- Directed by: Stijn Bouma
- Written by: Stijn Bouma Roelof Jan Minneboo
- Produced by: Koji Nelissen Derk-Jan Warrink
- Starring: Dilan Yurdakul Gijs Naber Raymond Thiry
- Cinematography: Mick van Dantzig
- Edited by: Saskia Kievits
- Production company: Kepler Film
- Distributed by: Paradiso Film
- Release date: 2 September 2024 (De Balie);
- Running time: 91 minutes
- Country: Netherlands
- Languages: Dutch Turkish

= De Jacht op Meral Ö =

De Jacht op Meral Ö is a Dutch drama film from 2024 about the Dutch childcare benefits scandal, directed by Stijn Bouma in his fiction directorial debut. Bouma previously directed two documentaries about the victims of the scandal, Alleen tegen de Staat from 2021 and Sheila versus de Staat from 2023. The film premiered on 2 September 2024 in De Balie in Amsterdam.

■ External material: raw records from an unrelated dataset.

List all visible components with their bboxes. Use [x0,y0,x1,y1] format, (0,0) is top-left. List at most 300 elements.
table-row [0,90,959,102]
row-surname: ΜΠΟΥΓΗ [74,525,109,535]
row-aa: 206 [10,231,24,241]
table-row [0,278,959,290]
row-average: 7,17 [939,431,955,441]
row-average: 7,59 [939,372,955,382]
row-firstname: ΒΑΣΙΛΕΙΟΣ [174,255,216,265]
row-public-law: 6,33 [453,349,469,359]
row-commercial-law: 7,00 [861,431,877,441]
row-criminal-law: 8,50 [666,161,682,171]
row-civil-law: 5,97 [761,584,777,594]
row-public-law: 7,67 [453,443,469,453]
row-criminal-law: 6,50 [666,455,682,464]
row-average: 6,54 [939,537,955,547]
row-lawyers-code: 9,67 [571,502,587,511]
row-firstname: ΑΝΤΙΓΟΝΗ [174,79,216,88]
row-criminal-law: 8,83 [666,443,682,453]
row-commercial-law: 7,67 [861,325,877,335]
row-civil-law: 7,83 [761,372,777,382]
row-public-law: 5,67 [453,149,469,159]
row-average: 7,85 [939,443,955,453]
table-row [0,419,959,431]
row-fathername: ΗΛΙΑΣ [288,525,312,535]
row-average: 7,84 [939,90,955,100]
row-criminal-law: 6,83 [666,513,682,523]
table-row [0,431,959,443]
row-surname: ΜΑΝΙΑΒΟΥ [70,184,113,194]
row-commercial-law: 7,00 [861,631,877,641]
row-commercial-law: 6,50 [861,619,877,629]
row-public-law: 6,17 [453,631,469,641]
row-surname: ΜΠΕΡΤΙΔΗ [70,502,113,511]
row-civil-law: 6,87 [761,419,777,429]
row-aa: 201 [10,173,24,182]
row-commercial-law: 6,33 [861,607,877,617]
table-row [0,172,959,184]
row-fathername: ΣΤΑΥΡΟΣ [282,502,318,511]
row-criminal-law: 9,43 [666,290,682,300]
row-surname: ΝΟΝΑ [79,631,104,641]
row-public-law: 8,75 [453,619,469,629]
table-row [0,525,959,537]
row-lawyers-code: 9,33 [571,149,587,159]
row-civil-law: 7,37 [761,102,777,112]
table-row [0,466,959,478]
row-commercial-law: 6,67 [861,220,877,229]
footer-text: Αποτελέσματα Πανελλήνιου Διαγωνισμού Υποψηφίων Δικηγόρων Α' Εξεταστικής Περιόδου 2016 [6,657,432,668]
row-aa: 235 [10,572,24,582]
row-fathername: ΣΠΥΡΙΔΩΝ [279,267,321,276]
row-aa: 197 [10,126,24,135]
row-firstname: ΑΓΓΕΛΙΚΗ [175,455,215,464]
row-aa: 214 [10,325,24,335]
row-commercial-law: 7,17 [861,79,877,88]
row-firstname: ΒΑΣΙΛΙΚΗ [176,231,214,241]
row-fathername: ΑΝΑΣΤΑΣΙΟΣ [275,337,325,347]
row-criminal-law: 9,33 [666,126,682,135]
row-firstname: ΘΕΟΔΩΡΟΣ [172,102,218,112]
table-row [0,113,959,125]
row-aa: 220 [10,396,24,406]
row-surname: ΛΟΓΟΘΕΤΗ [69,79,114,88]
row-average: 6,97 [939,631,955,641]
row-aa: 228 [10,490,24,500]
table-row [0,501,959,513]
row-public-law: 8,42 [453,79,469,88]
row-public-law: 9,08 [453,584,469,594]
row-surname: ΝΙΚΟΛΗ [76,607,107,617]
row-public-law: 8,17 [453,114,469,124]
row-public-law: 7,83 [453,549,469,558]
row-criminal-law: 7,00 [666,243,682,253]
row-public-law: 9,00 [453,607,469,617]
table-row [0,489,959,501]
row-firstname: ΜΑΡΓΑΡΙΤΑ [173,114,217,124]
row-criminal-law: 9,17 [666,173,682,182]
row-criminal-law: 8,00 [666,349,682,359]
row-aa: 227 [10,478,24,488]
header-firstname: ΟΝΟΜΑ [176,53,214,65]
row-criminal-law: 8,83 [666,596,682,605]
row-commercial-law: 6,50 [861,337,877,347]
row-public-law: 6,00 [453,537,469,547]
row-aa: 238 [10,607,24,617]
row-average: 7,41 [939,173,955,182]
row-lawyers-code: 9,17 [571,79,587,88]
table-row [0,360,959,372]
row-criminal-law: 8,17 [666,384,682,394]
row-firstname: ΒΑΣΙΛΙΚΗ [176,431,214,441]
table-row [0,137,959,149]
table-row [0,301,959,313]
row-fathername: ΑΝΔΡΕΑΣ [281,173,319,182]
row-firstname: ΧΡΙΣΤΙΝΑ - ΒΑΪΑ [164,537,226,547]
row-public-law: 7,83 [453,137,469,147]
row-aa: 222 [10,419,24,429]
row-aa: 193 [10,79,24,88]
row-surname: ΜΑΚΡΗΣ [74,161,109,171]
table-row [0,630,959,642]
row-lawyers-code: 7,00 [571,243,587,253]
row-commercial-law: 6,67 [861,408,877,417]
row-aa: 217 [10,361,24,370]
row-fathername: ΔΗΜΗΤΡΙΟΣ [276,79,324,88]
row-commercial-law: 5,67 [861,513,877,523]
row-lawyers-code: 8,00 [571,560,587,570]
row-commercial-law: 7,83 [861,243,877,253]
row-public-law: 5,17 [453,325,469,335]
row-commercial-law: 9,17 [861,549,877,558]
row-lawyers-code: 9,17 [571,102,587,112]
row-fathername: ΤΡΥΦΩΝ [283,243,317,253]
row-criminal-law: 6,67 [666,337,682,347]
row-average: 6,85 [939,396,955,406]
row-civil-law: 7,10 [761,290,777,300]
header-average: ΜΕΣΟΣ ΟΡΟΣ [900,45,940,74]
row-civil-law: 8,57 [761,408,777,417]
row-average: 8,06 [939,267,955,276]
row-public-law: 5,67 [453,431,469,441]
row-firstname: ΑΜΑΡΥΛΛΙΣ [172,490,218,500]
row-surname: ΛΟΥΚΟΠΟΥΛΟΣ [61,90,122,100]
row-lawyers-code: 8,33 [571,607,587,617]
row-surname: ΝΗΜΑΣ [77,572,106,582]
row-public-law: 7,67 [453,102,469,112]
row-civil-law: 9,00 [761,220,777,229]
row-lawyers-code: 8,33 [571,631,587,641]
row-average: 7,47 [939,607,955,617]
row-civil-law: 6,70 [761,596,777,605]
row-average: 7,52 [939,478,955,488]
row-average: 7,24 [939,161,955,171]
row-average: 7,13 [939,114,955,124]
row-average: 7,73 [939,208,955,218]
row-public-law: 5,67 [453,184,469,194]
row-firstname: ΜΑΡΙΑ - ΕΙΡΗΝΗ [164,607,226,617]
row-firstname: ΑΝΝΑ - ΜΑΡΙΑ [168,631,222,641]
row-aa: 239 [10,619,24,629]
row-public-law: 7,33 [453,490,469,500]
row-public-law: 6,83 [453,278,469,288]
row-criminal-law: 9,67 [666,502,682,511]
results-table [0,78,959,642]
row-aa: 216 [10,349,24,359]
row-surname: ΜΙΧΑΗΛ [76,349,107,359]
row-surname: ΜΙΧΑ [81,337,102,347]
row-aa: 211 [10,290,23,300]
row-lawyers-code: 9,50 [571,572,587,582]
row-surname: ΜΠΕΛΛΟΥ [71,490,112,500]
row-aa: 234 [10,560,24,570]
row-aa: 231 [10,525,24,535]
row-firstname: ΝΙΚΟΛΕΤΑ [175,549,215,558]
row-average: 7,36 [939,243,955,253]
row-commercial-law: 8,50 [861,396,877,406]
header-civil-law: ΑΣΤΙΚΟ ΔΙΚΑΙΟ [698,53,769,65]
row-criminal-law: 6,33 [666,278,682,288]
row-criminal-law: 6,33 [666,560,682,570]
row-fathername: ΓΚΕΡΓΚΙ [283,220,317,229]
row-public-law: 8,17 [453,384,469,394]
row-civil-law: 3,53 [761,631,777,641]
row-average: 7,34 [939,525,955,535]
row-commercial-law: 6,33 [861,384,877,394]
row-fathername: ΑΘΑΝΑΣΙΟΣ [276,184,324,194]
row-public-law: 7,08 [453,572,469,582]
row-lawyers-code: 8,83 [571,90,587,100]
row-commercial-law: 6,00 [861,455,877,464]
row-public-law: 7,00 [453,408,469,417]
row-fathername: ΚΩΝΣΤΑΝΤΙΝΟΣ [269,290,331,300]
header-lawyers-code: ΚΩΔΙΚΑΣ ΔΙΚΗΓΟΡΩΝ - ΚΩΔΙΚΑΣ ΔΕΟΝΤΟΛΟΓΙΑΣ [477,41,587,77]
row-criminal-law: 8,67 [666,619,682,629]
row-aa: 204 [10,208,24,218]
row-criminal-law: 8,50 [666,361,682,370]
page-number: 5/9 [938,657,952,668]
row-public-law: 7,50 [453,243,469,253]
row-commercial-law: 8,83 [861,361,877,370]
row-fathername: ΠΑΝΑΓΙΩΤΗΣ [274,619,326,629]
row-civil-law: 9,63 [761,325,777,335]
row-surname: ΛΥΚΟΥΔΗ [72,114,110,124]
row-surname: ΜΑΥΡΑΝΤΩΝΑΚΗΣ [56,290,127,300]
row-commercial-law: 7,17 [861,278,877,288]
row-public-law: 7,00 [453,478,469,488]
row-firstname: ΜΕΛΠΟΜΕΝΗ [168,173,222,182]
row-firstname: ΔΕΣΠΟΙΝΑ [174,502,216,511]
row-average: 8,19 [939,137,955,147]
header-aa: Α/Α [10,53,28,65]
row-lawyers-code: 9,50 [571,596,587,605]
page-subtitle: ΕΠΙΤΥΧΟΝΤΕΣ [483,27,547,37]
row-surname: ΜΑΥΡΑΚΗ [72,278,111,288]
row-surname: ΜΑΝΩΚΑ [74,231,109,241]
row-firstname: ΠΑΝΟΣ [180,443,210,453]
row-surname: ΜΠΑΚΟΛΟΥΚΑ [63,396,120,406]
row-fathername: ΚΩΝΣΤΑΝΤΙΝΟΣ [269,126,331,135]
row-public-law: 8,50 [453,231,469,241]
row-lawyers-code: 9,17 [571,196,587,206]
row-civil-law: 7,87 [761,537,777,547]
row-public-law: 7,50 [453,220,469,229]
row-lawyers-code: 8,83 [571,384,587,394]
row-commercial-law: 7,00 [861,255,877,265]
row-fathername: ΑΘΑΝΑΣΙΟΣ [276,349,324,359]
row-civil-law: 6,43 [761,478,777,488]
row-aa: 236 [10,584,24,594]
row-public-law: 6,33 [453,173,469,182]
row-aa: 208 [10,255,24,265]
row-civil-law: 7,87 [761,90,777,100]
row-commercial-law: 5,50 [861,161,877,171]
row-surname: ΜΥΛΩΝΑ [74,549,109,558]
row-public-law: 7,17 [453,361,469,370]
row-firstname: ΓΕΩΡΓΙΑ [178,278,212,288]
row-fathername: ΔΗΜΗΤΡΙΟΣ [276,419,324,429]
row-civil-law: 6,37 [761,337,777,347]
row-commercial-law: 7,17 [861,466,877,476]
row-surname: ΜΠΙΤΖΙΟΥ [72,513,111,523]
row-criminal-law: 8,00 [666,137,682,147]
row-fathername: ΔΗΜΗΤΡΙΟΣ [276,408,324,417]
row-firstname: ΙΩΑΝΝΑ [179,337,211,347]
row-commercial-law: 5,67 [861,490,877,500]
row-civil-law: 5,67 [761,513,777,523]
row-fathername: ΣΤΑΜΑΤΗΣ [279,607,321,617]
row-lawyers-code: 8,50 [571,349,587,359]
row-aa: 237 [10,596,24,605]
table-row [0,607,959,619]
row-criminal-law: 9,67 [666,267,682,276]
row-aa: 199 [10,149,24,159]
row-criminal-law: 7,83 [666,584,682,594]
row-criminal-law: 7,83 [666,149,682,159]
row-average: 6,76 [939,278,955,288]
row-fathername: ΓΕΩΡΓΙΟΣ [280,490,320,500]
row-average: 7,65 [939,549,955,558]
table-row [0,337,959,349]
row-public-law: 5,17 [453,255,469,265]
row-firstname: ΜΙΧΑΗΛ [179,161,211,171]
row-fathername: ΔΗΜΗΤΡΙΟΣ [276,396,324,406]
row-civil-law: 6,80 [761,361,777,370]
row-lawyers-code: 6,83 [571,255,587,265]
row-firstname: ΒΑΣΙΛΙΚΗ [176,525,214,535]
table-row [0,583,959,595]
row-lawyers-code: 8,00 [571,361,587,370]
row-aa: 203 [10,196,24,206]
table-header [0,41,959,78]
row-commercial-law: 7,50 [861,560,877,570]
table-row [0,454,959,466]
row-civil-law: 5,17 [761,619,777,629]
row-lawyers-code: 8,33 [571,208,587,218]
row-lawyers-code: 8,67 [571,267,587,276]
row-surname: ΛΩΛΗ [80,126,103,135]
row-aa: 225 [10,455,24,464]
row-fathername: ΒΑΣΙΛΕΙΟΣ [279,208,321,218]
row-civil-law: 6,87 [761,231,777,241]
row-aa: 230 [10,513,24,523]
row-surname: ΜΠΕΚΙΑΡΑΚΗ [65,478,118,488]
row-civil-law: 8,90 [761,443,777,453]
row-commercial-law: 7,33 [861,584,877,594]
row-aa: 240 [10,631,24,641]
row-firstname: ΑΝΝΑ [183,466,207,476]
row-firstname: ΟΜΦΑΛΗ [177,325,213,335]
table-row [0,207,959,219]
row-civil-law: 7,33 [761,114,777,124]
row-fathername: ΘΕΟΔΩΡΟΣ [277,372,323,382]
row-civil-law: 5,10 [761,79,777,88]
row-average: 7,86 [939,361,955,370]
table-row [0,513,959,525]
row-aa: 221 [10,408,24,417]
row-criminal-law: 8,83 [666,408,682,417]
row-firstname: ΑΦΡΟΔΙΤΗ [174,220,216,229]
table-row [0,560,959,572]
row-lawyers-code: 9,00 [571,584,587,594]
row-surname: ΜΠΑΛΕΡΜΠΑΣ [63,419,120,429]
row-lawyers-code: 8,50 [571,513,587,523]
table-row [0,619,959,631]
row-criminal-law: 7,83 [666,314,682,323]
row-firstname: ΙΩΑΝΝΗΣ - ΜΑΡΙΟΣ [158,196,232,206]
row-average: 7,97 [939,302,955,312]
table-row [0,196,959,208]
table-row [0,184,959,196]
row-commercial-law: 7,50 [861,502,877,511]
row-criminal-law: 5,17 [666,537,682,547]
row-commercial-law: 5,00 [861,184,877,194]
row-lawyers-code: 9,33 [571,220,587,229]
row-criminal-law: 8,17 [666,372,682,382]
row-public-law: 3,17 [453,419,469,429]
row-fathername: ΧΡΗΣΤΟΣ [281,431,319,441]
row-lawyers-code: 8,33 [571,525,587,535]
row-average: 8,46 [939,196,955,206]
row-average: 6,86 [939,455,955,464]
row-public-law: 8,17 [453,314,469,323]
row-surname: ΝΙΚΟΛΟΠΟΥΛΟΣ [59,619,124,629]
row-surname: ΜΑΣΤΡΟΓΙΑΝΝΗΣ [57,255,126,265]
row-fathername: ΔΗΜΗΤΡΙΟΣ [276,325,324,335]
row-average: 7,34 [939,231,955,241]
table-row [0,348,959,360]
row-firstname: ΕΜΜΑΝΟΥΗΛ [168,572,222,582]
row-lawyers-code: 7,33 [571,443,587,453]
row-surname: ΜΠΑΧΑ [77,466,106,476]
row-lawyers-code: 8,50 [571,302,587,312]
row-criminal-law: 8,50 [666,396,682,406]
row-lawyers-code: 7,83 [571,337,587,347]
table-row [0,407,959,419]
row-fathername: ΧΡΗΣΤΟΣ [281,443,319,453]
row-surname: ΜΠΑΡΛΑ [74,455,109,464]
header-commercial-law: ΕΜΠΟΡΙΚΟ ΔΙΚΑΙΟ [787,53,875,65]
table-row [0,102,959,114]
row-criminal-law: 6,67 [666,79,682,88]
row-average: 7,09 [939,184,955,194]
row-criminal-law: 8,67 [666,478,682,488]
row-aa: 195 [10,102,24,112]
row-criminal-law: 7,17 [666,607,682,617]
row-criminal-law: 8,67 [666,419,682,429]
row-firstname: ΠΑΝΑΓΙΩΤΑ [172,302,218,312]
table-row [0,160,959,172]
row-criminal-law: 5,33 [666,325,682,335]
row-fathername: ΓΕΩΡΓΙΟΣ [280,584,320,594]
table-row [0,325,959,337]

The film also played at the Film by the Sea film festival in Vlissingen.

== Premise ==
The Turkish-Dutch Meral tries to keep afloat with her two young daughters in Almere when the tax authorities unjustly demand an enormous repayment of €34,000 in child benefits.

==Reception==
The film received mixed-to-positive reviews from Dutch critics. Trouw called it a compelling drama about the childcare benefits scandal. De Volkskrant gave the film four out of five stars, while Dagblad van het Noorden gave it three stars out of four. Renske Leijten, one of the whistleblowers of the childcare benefits scandal, praised how realistically the film depicted the scandal.